Platelet-rich plasma (PRP) therapy is an exciting medical development currently in use in multiple fields—from orthopedist clinics to oral surgery offices in San Diego. PRP essentially magnifies your body’s own healing abilities to help you recover faster. If your oral surgeon agrees that PRP therapy is right for you, you’ll have a small amount of blood taken and processed. The platelet-rich plasma, which contains concentrated growth factors, is then reintroduced to the surgical site to support healing. dentist - repair

PRP for Fistula Repair

Fistulas are abnormal pathways between structures. An oronasal fistula is a pathway between the nose and the mouth.

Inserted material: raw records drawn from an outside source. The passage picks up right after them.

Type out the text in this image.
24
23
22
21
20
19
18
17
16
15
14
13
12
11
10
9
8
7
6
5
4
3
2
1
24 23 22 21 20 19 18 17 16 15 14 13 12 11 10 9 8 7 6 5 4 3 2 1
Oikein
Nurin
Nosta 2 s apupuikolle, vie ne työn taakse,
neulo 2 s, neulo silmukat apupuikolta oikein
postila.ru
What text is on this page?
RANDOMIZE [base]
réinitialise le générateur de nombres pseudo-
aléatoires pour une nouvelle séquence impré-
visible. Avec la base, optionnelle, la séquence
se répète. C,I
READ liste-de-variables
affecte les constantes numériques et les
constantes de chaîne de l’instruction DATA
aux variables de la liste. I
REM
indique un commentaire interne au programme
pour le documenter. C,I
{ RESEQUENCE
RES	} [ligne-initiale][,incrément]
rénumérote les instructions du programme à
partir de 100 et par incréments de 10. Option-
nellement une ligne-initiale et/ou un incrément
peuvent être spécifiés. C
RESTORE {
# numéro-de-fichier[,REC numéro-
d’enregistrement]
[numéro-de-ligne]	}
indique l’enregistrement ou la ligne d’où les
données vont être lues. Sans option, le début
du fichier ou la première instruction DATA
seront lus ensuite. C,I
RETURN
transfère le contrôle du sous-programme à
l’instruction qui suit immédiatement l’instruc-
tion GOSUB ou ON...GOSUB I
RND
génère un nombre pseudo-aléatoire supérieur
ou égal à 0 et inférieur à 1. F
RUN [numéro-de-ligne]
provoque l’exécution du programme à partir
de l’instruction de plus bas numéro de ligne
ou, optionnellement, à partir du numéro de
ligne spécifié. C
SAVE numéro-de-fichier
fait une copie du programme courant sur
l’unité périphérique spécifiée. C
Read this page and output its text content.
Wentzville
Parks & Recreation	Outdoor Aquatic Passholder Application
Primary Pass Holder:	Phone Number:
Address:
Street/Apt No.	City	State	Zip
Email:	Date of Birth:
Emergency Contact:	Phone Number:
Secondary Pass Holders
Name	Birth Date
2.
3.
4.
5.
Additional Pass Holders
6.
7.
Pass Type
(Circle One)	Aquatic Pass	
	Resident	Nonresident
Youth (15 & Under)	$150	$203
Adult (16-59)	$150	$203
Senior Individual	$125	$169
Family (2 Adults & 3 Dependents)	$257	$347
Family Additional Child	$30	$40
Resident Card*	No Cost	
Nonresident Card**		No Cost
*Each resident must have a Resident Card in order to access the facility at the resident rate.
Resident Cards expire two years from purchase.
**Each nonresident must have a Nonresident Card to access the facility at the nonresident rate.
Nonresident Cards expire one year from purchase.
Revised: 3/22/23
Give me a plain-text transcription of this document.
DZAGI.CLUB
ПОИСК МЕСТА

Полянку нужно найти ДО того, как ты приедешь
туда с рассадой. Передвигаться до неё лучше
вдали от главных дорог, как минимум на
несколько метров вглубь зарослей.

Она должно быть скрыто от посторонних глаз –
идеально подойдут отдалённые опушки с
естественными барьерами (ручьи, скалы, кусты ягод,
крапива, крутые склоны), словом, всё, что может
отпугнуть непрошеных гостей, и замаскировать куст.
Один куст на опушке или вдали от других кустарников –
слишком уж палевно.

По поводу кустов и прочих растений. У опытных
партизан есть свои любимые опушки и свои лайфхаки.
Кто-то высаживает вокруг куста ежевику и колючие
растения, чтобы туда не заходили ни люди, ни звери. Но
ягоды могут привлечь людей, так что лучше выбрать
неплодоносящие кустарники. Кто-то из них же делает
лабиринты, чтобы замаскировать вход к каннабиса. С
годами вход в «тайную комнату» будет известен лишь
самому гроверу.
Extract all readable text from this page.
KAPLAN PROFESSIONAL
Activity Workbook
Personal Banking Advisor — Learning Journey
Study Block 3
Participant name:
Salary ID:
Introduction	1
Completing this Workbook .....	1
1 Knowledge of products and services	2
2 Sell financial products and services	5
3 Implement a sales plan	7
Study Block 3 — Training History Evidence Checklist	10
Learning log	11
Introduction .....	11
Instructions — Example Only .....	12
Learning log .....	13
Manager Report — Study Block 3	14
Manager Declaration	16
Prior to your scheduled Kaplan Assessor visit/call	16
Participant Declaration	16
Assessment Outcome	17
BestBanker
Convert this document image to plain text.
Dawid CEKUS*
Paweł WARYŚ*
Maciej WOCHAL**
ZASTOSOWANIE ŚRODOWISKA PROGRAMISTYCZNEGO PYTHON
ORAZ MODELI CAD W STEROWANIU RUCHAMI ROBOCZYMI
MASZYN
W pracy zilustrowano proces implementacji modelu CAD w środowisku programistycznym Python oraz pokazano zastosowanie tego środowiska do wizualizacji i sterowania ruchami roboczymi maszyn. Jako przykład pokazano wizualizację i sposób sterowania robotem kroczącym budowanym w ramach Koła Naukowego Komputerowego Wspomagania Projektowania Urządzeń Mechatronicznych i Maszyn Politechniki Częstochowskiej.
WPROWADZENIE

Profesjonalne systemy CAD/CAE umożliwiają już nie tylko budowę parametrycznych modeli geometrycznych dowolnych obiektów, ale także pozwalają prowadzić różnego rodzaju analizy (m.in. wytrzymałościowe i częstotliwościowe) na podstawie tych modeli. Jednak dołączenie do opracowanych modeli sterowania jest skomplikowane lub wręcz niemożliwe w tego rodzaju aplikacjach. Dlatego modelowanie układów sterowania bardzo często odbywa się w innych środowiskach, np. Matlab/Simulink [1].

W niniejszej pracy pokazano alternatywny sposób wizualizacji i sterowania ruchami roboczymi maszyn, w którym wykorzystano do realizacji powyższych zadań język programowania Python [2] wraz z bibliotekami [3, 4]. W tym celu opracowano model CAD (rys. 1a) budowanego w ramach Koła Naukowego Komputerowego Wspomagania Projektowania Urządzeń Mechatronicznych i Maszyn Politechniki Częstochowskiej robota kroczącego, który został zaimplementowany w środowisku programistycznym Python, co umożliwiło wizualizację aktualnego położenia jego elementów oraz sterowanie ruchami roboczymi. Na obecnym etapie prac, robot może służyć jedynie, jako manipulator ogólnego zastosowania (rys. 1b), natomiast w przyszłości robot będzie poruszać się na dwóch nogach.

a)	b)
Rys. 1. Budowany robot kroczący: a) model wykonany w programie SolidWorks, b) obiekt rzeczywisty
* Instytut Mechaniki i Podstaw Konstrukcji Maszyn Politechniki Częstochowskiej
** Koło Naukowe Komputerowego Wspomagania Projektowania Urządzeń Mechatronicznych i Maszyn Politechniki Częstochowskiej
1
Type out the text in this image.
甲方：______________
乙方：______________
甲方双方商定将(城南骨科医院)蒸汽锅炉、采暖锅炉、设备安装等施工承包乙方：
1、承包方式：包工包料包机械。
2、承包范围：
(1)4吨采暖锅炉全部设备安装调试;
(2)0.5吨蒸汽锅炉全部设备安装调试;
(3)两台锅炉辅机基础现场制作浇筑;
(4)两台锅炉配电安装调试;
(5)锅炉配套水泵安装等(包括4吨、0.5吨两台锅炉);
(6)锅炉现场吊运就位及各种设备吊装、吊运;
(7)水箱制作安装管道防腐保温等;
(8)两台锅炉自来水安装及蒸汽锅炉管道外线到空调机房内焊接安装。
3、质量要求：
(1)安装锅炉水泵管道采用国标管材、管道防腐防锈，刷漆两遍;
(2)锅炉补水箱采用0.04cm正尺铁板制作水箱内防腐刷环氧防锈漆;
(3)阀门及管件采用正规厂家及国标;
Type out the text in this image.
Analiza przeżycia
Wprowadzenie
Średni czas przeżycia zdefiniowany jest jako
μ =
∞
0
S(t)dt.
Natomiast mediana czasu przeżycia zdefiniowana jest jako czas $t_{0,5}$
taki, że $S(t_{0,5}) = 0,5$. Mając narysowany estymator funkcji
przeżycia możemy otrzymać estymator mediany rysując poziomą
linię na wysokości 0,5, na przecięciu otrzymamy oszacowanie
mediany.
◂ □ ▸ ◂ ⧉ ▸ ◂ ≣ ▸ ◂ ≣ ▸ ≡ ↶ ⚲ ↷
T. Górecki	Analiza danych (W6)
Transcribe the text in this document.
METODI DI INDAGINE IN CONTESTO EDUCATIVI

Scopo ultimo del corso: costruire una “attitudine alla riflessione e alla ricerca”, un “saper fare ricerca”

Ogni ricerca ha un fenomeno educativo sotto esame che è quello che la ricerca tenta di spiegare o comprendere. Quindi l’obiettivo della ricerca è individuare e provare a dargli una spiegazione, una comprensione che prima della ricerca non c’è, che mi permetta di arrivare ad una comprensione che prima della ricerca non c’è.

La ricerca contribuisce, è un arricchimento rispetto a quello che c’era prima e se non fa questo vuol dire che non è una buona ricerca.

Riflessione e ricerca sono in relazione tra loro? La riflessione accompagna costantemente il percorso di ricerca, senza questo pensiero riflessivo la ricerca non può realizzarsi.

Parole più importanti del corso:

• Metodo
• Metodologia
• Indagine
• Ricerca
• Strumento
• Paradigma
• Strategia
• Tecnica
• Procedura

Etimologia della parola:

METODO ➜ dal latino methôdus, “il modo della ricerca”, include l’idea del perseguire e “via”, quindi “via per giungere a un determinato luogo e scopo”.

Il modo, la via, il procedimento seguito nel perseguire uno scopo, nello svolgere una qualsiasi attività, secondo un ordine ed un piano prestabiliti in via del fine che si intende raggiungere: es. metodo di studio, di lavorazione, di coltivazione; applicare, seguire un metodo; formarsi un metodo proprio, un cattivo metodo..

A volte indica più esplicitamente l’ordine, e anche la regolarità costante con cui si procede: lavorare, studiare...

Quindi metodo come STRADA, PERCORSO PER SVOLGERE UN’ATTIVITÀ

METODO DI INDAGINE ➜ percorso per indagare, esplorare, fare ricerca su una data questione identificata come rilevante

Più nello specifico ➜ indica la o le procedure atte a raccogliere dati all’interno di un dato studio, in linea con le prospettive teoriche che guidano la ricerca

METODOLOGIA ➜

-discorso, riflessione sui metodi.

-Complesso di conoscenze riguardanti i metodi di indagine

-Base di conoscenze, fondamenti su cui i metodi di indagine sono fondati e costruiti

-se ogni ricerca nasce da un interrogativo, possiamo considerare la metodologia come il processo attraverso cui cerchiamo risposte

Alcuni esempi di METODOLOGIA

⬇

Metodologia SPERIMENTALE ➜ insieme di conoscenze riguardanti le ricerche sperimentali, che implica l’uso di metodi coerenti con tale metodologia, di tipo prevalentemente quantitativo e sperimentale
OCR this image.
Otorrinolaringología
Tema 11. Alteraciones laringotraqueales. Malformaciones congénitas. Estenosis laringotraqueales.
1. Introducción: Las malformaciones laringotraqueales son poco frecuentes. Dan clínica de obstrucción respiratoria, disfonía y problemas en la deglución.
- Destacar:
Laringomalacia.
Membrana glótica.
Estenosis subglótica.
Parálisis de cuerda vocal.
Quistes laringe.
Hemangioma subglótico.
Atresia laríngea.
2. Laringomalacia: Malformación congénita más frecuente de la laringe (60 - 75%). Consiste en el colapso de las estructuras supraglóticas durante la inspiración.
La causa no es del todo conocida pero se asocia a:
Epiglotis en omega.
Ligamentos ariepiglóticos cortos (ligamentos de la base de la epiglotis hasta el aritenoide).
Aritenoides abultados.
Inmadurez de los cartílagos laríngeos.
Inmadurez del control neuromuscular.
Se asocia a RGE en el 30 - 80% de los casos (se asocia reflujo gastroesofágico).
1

An oromaxillary fistula is a pathway between the roof of your mouth and one of the sinus cavities on either side of your nose. It’s possible to be born with a fistula, or it may develop from trauma or surgery, such as a cleft repair. Fistulas can also develop from oral abscesses. Your oral surgeon can perform a fistula repair to close off the hole. PRP therapy can play a vital role in fistula repair because it contains bone morphogenic protein (BMP). This protein encourages the formation of new bone tissue to heal the area.

PRP for Bone Defect Repair

All medical treatments have the potential for complications, and oral surgery is no different. Sometimes, after the surgeon extracts an oral cyst or a failed tooth, a bone defect may develop. This refers to the deterioration of the bone mass. Bone defects can also develop as a result of periodontal disease, facial trauma, unanchored dentures, facial tumors, and teeth misalignment. Oral surgeons can use platelet-rich plasma to build up the deteriorated bone mass. The surgeon can saturate the area with PRP, and apply bone substitute materials to restore the integrity of the bone.

PRP for Dental Bone Grafting

Oral surgeons may perform bone grafting as a precursor to dental implant surgery. The bone graft adds mass to an area where the jawbone has deteriorated and is not capable of securely supporting an implant post. Your surgeon can use PRP therapy when placing the bone graft material to help strengthen the new bone tissue and heal the area more quickly.